Titelthema
April 2018
Fachkräftemangel
Wie die Zieglerschen den Personalmangel als Chance zur Weiterentwicklung und Erneuerung nutzen
Text: Harald Dubyk
Die Sozialbranche steht unter Druck. Der Arbeitsmarkt wird immer schwieriger, die Suche nach und das Halten von Personal zum erfolgskritischen Faktor für Unternehmen der Sozialwirtschaft. Auch die Zieglerschen stecken mittendrin, Fachkräftemangel ist ein allgegenwärtiges Thema. Doch wie immer: Der Druck fördert auch die Kreativität und die Bereitschaft, sich der Herausforderung zu stellen und neue Wege zu gehen. Die Zieglerschen nutzen den Personalmangel als Chance zur Weiterentwicklung und Erneuerung. Die ersten, wichtigen Schritte dabei sind bereits gegangen. Und viele weitere folgen …

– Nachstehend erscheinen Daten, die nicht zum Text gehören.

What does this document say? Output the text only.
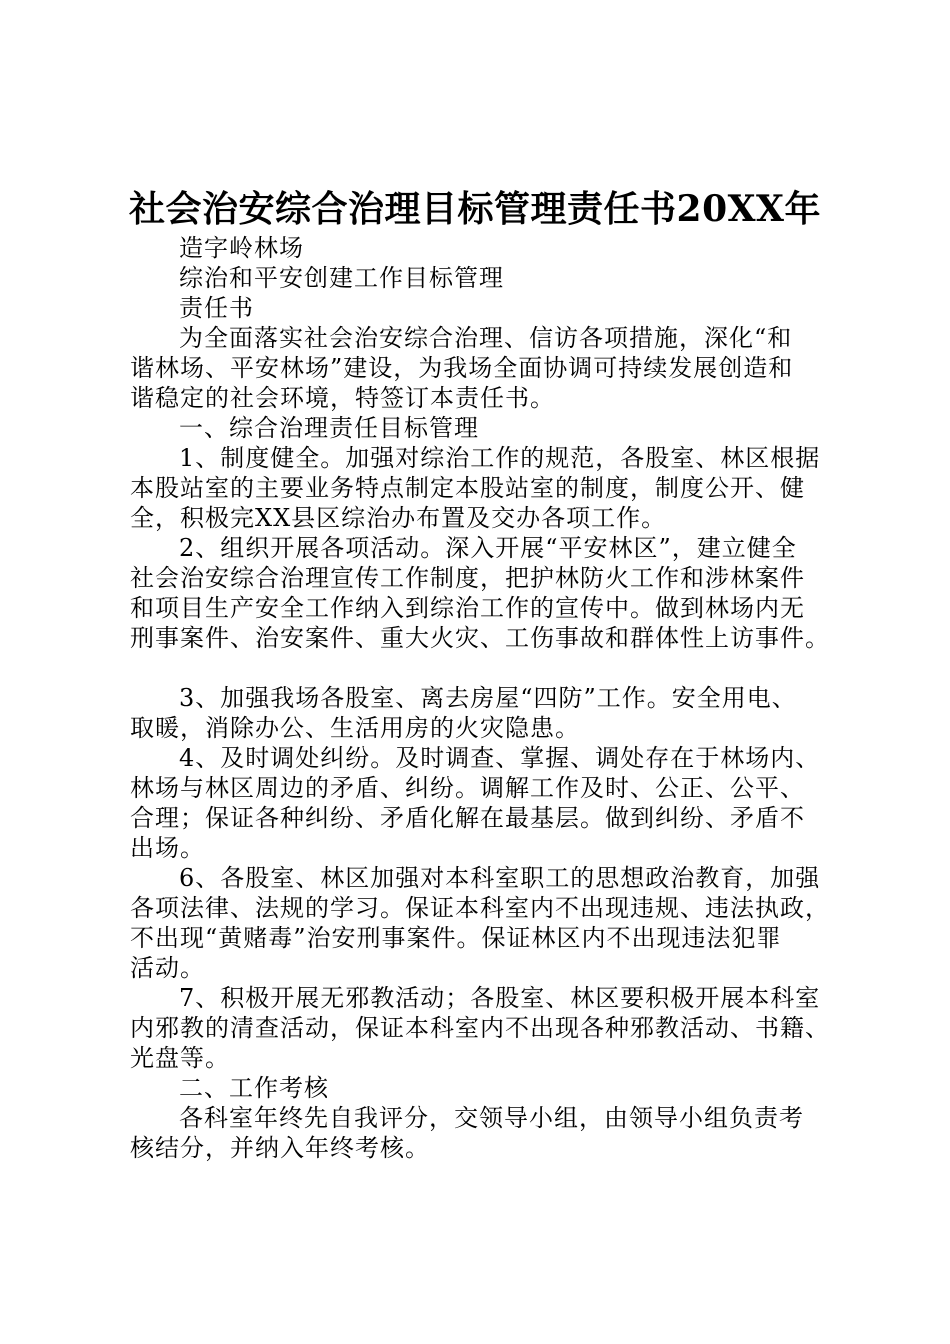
社会治安综合治理目标管理责任书20XX年
造字岭林场
综治和平安创建工作目标管理
责任书
为全面落实社会治安综合治理、信访各项措施，深化“和
谐林场、平安林场”建设，为我场全面协调可持续发展创造和
谐稳定的社会环境，特签订本责任书。
一、综合治理责任目标管理
1、制度健全。加强对综治工作的规范，各股室、林区根据
本股站室的主要业务特点制定本股站室的制度，制度公开、健
全，积极完XX县区综治办布置及交办各项工作。
2、组织开展各项活动。深入开展“平安林区”，建立健全
社会治安综合治理宣传工作制度，把护林防火工作和涉林案件
和项目生产安全工作纳入到综治工作的宣传中。做到林场内无
刑事案件、治安案件、重大火灾、工伤事故和群体性上访事件。
3、加强我场各股室、离去房屋“四防”工作。安全用电、
取暖，消除办公、生活用房的火灾隐患。
4、及时调处纠纷。及时调查、掌握、调处存在于林场内、
林场与林区周边的矛盾、纠纷。调解工作及时、公正、公平、
合理；保证各种纠纷、矛盾化解在最基层。做到纠纷、矛盾不
出场。
6、各股室、林区加强对本科室职工的思想政治教育，加强
各项法律、法规的学习。保证本科室内不出现违规、违法执政，
不出现“黄赌毒”治安刑事案件。保证林区内不出现违法犯罪
活动。
7、积极开展无邪教活动；各股室、林区要积极开展本科室
内邪教的清查活动，保证本科室内不出现各种邪教活动、书籍、
光盘等。
二、工作考核
各科室年终先自我评分，交领导小组，由领导小组负责考
核结分，并纳入年终考核。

Deutschland erlebt derzeit ein Jobwunder, die Arbeitslosigkeit ist auf einem Tiefstand. Gut für Menschen, die derzeit eine Ausbildung oder eine Anstellung suchen. Weniger gut für Arbeitgeber, die sich zunehmend anstrengen müssen, Mitarbeiter zu gewinnen und zu binden. Der Arbeitsmarkt in Deutschland im Jahr 2018 ist ein Arbeitnehmermarkt. Die Arbeitslosenquote lag deutschlandweit im Februar bei 5,7 Prozent, in Baden-Württemberg bei 3,4 Prozent, in Oberschwaben bei rund drei Prozent und in der Region Stuttgart bei 3,8 Prozent. Jobsuchende und Wechselwillige können zunehmend entscheiden, wo und wie sie arbeiten möchten und wie lange sie ihrem Arbeitgeber die Treue halten. Das setzt die Unternehmen nahezu aller Branchen unter Druck. Arbeitssuchende werden immer mehr zum fordernden Akteur in einem Bewerbungsverfahren.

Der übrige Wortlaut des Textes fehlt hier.